The investment opportunities presented by the immense private student loan industry have been getting a lot of attention since the election of President Donald Trump. Many investors took careful note of the Republican platform which included plans to get the federal government out of the student loan business. This opened up the arena to privately held companies to help fill the void.
In many ways, the private student loan market operates much differently than the traditional stock market and might be even riskier. Investing in student loans isn’t necessarily the first place you’d think to look for investment opportunities, but it does present some interesting options for those comfortable with this risk.
What Types of Student Loans Are Open to Investments?
First and foremost, not all types of student loans are open for investment opportunities. The $1.45 trillion student loan market is made up of public and private student loans. Publicly funded student loans come from the accounts of the U.S. Treasury and are therefore not open for public investment. As some analysts have pointed out, taxes are technically the only method of investing directly in federal student loans, and the rate of return on taxes leaves much to be desired.
On the flip side, there are privately funded student loans. While there are no specific stock listings for these privately held loans per se, they are held by publicly traded companies such as Wells Fargo, Discover, and SunTrust Bank. These companies are all listed on the Nasdaq stock exchange.
In the months leading up to the election of the current administration, there was an expectation that President Trump would be very good for the private student loan companies and servicers. As reported on The Student Loan Report, some of the leading private student loan companies saw stock prices soar.
Although most federal student loan servicers operate as nonprofits, there are a handful of private companies, like Navient and Nelnet, which are contracted to service federal student loans. These companies, all listed on the stock market, are open for investment. The majority of the student loan holdings are private, but each holds a contract with the federal government for publicly held student loans.
Unconventional Ways of Investing in Student Loans
We now live in a world where crowdfunding and P2P investment opportunities are everywhere. The student loan market is no different. Companies like Sofi are shaking up what it looks like for both students and investors alike.
Sofi (short for Social Finance) has funded over $25 billion in student loans, with over 437,000 members around the country. Sofi funds student loans through investments from alumni at participating colleges. It's an interesting and exciting approach that is shaking up the conventional understanding of educational financing.

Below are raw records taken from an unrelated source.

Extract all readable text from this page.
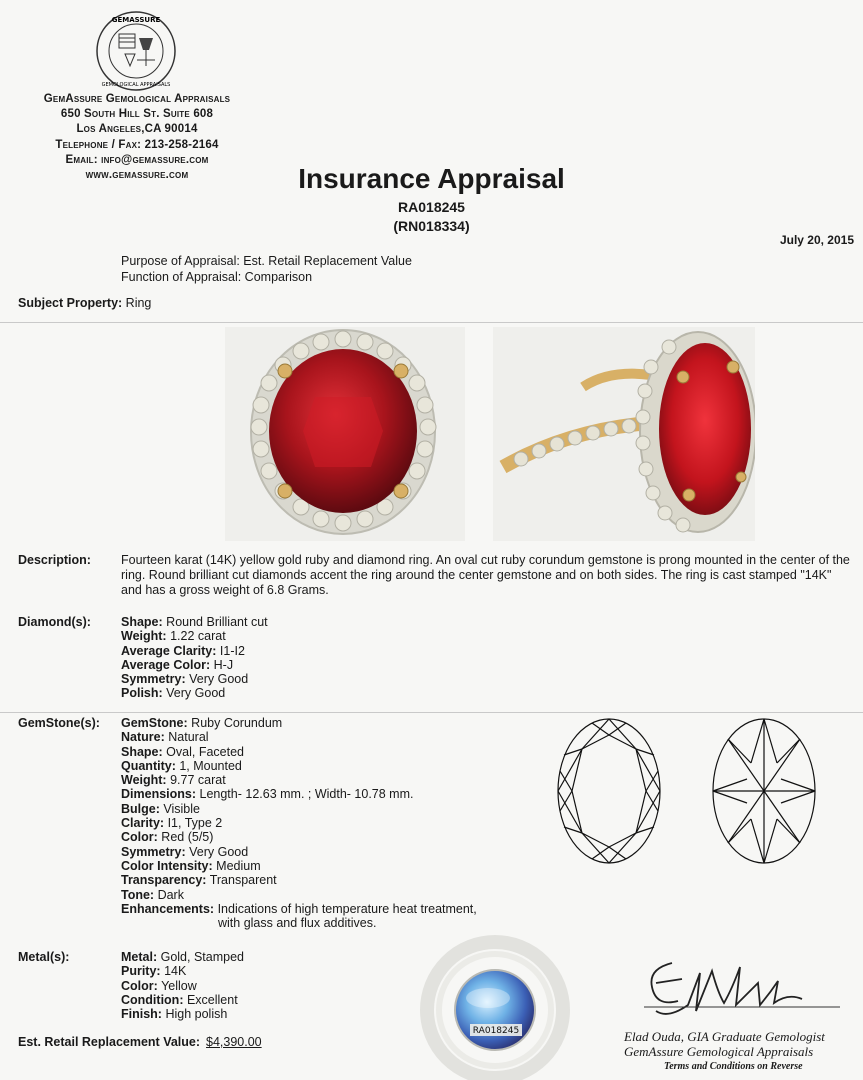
GEMASSURE
GEMOLOGICAL APPRAISALS
GemAssure Gemological Appraisals
650 South Hill St. Suite 608
Los Angeles,CA 90014
Telephone / Fax: 213-258-2164
Email: info@gemassure.com
www.gemassure.com	Insurance Appraisal
RA018245
(RN018334)
July 20, 2015
Purpose of Appraisal: Est. Retail Replacement Value
Function of Appraisal: Comparison
Subject Property: Ring
Description: Fourteen karat (14K) yellow gold ruby and diamond ring. An oval cut ruby corundum gemstone is prong mounted in the center of the ring. Round brilliant cut diamonds accent the ring around the center gemstone and on both sides. The ring is cast stamped "14K" and has a gross weight of 6.8 Grams.
Diamond(s): Shape: Round Brilliant cut
Weight: 1.22 carat
Average Clarity: I1-I2
Average Color: H-J
Symmetry: Very Good
Polish: Very Good
GemStone(s): GemStone: Ruby Corundum
Nature: Natural
Shape: Oval, Faceted
Quantity: 1, Mounted
Weight: 9.77 carat
Dimensions: Length- 12.63 mm. ; Width- 10.78 mm.
Bulge: Visible
Clarity: I1, Type 2
Color: Red (5/5)
Symmetry: Very Good
Color Intensity: Medium
Transparency: Transparent
Tone: Dark
Enhancements: Indications of high temperature heat treatment,
with glass and flux additives.
Metal(s):	Metal: Gold, Stamped
Purity: 14K
Color: Yellow
Condition: Excellent
Finish: High polish
Est. Retail Replacement Value: $4,390.00
RA018245	Elad Ouda, GIA Graduate Gemologist
GemAssure Gemological Appraisals
Terms and Conditions on Reverse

For anyone wishing to invest through Sofi, they must first be alumni at one of 78 participating colleges. According to Sofi, “Alumni earn a compelling double bottom line return, students receive a lower loan rate than their private or federal options, and both sides benefit from the connections formed.” At the moment, for the general public, other investment opportunities with Sofi are restricted to accredited investors.
Is the Student Loan Market Risky?
There is no such thing as a risk-free investment. Anyone seeking new investment opportunities, especially in alternative markets like student loans, needs to have a full understanding of the associated risk.

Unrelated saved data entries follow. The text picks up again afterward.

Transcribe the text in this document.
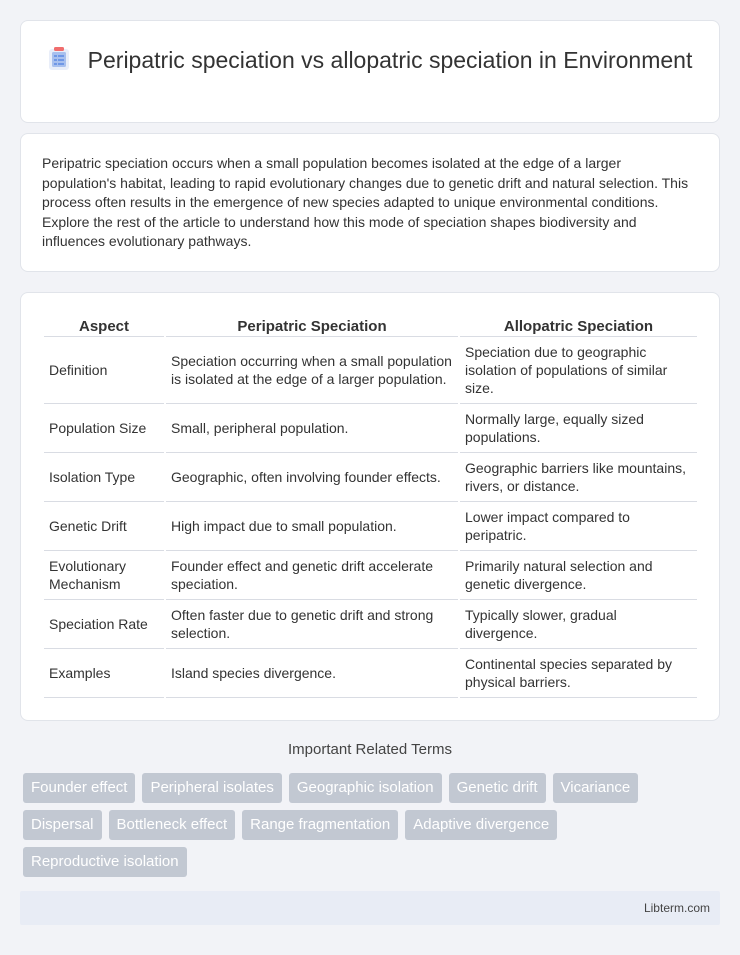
Peripatric speciation vs allopatric speciation in Environment

Peripatric speciation occurs when a small population becomes isolated at the edge of a larger population's habitat, leading to rapid evolutionary changes due to genetic drift and natural selection. This process often results in the emergence of new species adapted to unique environmental conditions. Explore the rest of the article to understand how this mode of speciation shapes biodiversity and influences evolutionary pathways.

Aspect	Peripatric Speciation	Allopatric Speciation
Definition	Speciation occurring when a small population is isolated at the edge of a larger population.	Speciation due to geographic isolation of populations of similar size.
Population Size	Small, peripheral population.	Normally large, equally sized populations.
Isolation Type	Geographic, often involving founder effects.	Geographic barriers like mountains, rivers, or distance.
Genetic Drift	High impact due to small population.	Lower impact compared to peripatric.
Evolutionary Mechanism	Founder effect and genetic drift accelerate speciation.	Primarily natural selection and genetic divergence.
Speciation Rate	Often faster due to genetic drift and strong selection.	Typically slower, gradual divergence.
Examples	Island species divergence.	Continental species separated by physical barriers.
Important Related Terms
Founder effect	Peripheral isolates	Geographic isolation	Genetic drift	Vicariance
Dispersal	Bottleneck effect	Range fragmentation	Adaptive divergence
Reproductive isolation
Libterm.com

According to Investor Junkie, student loans might be even riskier than other investment options thanks in part to two main issues: lack of collateral and risk of default. Students, although well-meaning, are often extremely uneducated when it comes to debt. They are also relatively inexperienced in efficiently managing money, which all leads to increased risk.
Most federal student loans come with little to no qualifiers. Students do not need to prove financial stability, provide collateral, and often do not even require a cosigner. In 2016, the default rate for student loans was over 11 percent. That is a dangerous number, especially considering the relatively low-interest rates of most federal student loans. Plus, in the event of default, student loans are not tied to collateral, which is the standard with almost all other types of loans.
The increased interest in the student loan market will likely continue to unfold throughout the coming years. After all, it could represent a tremendous opportunity with it currently sitting at $1.45 trillion. While student loan stocks have experienced growth recently, it does not mean there is no associated risk. In fact, some experts peg student loan investments as one of the more risky options.